Revitalisasi Bahasa Daerah: Balai Bahasa Provinsi NTB Tinjau Pengimbasan di Sekolah Lombok Timur

Lombok Timur, 21 Juli 2025—Pemantauan dan Evaluasi Pengimbasan Revitalisasi Bahasa Daerah tahun 2025 di Pulau Lombok mulai dilaksanakan. Target pertama menyasar Kabupaten Lombok Timur. Tim yang terdiri atas Kepala Balai Bahasa Provinsi NTB dan Tim Kerja Pemodernan dan Pelindungan Bahasa dan Sastra mengunjungi SDN 3 Semaya, SMPN 1 Selong, dan Dinas Pendidikan dan Kebudayaan Kabupaten Lombok Timur.

Pada pemantauan dan evaluasi tahun ini, Tim Balai Bahasa Provinsi NTB berkesempatan didampingi oleh Adi Budiwiyanto, Kepala Bidang Fasilitasi dan Advokasi Bahasa dan Sastra, Pusat Pengembangan dan Pelindungan Bahasa dan Sastra. Kehadirannya ikut memantau bagaimana proses pengimbasan yang dilakukan oleh guru master kepada rekan sejawat ataupun siswa.

Kunjungan tim disambut baik oleh tenaga pendidik dan siswa di SDN 3 Semaya dan SMPN 1 Selong. Saat di SDN 3 Semaya, keluh kesah disampaikan oleh Tawakkal selaku Ketua KKG Kecamatan Sikur terkait masalah anggaran untuk mendukung pelaksanaan program. Menurutnya, pengimbasan materi bahasa daerah tidak bisa maksimal jika tidak didukung dengan anggaran yang memadai.

Menanggapi keluhan tersebut, Budi Adiwiyanto menjelaskan pembagian tugas pemerintah pusat dan daerah. “Pemerintah pusat, melalui Balai Bahasa Provinsi NTB, membiayai pelaksanaan rapat koordinasi, pembuatan modul, pengajaran materi kepada guru master atau utama, dan pelaksanaan Festival Tunas Bahasa Ibu (FTBI) tingkat provinsi. Untuk pelaksanaan FTBI tingkat kecamatan dan kota/kabupaten serta pengimbasan yang dilakukan guru master dan murid, seluruh biaya merupakan tanggung jawab pemerintah daerah,” jelasnya.

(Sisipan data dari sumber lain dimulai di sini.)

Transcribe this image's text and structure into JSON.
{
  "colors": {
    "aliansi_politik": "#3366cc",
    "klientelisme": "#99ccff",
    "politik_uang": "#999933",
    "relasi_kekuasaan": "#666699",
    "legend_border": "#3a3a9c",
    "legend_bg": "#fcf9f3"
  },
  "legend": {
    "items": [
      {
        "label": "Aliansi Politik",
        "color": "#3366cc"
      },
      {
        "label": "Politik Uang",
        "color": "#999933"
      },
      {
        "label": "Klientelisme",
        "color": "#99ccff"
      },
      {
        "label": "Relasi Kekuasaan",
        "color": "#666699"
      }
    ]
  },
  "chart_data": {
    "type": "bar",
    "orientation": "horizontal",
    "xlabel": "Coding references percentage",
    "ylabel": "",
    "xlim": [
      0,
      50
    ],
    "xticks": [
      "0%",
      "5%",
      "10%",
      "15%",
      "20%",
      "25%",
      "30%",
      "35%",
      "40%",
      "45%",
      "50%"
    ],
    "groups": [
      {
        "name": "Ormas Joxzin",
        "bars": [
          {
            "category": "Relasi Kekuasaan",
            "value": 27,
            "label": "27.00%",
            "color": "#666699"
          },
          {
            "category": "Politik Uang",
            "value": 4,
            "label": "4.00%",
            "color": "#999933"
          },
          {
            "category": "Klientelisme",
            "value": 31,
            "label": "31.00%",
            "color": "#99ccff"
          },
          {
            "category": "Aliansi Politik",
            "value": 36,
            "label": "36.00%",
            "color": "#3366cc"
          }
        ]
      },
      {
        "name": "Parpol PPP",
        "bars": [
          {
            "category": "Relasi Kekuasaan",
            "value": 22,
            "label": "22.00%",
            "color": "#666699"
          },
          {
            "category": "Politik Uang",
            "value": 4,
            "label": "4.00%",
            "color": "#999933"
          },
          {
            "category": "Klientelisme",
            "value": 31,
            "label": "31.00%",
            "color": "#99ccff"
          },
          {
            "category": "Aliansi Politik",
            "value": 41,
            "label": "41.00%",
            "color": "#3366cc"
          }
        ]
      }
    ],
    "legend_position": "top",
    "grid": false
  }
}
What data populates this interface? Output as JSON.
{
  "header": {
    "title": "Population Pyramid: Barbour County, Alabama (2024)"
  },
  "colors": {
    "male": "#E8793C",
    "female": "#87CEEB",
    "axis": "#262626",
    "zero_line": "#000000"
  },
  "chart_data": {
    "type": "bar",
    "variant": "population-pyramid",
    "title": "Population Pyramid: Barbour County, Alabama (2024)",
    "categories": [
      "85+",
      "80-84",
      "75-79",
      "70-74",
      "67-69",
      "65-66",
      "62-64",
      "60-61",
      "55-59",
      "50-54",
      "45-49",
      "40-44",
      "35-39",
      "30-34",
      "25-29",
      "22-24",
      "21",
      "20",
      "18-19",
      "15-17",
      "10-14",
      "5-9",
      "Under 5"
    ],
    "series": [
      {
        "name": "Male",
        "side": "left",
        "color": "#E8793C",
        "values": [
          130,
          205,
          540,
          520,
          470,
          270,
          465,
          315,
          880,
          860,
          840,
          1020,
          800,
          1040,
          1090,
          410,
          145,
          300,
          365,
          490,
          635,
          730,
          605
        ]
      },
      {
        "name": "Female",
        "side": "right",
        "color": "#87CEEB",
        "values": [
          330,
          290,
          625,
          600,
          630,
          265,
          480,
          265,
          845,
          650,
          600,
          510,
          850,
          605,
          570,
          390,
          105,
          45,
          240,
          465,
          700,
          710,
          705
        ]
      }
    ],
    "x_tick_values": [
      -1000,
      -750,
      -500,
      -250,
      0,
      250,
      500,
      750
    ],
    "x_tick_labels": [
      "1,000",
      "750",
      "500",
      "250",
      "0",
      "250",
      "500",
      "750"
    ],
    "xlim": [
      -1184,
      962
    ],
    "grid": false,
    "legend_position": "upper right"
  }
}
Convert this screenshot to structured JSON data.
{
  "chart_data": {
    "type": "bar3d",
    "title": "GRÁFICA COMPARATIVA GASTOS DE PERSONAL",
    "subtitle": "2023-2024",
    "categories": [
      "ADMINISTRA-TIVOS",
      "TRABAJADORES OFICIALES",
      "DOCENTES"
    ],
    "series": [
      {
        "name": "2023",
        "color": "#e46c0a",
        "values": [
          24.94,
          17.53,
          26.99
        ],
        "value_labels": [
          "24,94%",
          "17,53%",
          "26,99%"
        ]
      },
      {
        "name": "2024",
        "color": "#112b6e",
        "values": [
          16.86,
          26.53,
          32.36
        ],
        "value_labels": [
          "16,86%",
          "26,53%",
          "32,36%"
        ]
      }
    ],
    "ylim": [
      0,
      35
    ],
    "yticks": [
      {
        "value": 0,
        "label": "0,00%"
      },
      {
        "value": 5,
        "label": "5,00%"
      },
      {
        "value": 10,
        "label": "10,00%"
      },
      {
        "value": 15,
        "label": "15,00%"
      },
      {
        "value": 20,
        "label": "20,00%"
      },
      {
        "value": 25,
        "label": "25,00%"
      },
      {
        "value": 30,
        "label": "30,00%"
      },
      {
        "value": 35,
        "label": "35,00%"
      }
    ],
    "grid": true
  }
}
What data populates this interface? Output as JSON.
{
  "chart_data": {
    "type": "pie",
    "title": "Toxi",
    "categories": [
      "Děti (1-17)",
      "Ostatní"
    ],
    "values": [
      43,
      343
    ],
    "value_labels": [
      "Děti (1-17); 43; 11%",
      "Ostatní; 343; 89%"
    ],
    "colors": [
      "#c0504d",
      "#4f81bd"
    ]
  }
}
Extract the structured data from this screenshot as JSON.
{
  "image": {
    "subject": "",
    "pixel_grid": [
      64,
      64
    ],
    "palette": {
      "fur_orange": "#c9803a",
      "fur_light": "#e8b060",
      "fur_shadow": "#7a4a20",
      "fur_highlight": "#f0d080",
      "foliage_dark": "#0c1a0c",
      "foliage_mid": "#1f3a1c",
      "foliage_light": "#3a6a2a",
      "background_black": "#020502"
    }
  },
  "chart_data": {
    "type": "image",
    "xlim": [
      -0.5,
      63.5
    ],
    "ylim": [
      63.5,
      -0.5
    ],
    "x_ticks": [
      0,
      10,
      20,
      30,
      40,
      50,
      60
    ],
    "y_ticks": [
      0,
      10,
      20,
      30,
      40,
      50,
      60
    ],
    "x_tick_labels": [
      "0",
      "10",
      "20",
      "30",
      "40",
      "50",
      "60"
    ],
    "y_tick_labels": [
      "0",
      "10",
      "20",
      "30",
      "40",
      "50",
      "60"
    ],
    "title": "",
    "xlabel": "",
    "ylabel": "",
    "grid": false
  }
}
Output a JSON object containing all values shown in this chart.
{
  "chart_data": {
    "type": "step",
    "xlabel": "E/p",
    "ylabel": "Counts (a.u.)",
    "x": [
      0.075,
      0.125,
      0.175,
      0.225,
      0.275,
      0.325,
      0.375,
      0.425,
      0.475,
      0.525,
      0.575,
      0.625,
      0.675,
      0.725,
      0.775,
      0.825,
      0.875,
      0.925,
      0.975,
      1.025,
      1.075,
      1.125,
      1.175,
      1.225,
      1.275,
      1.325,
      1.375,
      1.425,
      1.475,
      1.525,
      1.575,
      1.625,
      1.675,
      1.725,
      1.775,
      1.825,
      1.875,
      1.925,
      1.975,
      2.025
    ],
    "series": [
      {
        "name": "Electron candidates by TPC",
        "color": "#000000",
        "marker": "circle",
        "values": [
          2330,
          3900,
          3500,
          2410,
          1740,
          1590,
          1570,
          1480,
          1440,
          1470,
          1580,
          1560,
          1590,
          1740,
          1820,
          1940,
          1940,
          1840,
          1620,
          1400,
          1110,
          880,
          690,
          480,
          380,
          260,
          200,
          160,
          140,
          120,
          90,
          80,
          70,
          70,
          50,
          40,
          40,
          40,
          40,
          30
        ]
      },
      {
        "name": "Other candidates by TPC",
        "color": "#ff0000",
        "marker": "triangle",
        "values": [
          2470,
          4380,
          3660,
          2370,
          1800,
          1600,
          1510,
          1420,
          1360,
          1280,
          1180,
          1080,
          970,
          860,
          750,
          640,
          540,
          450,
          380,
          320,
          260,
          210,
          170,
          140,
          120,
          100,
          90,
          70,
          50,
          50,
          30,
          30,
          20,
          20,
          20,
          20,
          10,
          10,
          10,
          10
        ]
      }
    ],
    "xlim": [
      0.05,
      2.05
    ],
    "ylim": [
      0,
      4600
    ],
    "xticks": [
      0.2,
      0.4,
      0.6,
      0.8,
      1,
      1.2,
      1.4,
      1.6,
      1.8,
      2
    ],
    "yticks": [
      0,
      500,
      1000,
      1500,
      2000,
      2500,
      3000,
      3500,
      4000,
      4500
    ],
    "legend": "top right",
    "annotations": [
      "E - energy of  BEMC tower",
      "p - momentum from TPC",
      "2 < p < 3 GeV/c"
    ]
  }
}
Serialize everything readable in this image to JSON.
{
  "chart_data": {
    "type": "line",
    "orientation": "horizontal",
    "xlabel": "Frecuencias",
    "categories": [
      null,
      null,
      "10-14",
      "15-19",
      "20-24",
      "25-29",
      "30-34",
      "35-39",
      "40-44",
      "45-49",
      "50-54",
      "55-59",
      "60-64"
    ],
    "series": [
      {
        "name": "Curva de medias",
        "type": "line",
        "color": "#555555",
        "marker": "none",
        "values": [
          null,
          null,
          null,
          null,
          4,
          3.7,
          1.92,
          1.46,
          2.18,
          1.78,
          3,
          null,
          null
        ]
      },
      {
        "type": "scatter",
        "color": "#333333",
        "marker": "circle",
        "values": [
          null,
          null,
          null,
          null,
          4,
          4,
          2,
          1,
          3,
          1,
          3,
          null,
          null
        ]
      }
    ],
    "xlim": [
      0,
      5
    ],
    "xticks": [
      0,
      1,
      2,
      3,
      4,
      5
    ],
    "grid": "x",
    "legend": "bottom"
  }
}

Dwi Pratiwi selaku Kepala Balai Bahasa Provinsi NTB juga menambahkan bahwa saat pelaksanaan Rapat Koordinasi Antarinstansi, sudah dicapai kesepahaman antara Balai Bahasa Provinsi NTB dan dinas pendidikan dari sepuluh kabupaten/kota. Ia juga menjelaskan bahwa Balai Bahasa Provinsi NTB tengah menyusun nota kesepahaman yang nantinya akan ditandatangani oleh kepala daerah sepuluh kota/kabupaten dan gubernur.

Sementara itu, proses pemantauan berjalan baik. Tim berhasil mendapat data yang dibutuhkan, yaitu kuesioner yang wajib diisi siswa dan guru terimbas, kepala sekolah, dan guru master. Selain itu, dokumentasi pengajaran yang dilakukan oleh guru master dan praktik siswa juga berhasil didapatkan. Data-data tersebut nantinya akan diolah untuk mengukur keberhasilan pelaksanaan program Revitalisasi Bahasa Daerah.

Kegiatan Pemantauan dan Evaluasi Pengimbasan Revitalisasi Bahasa Daerah di Pulau Lombok akan mensayar lima kota/kabupaten. Pada hari kedua, tim akan bergerak menuju Lombok Tengah. Sama seperti di Lombok Timur, pemantauan pada hari kedua juga akan menyasar dua sekolah dan dinas pendidikan setempat.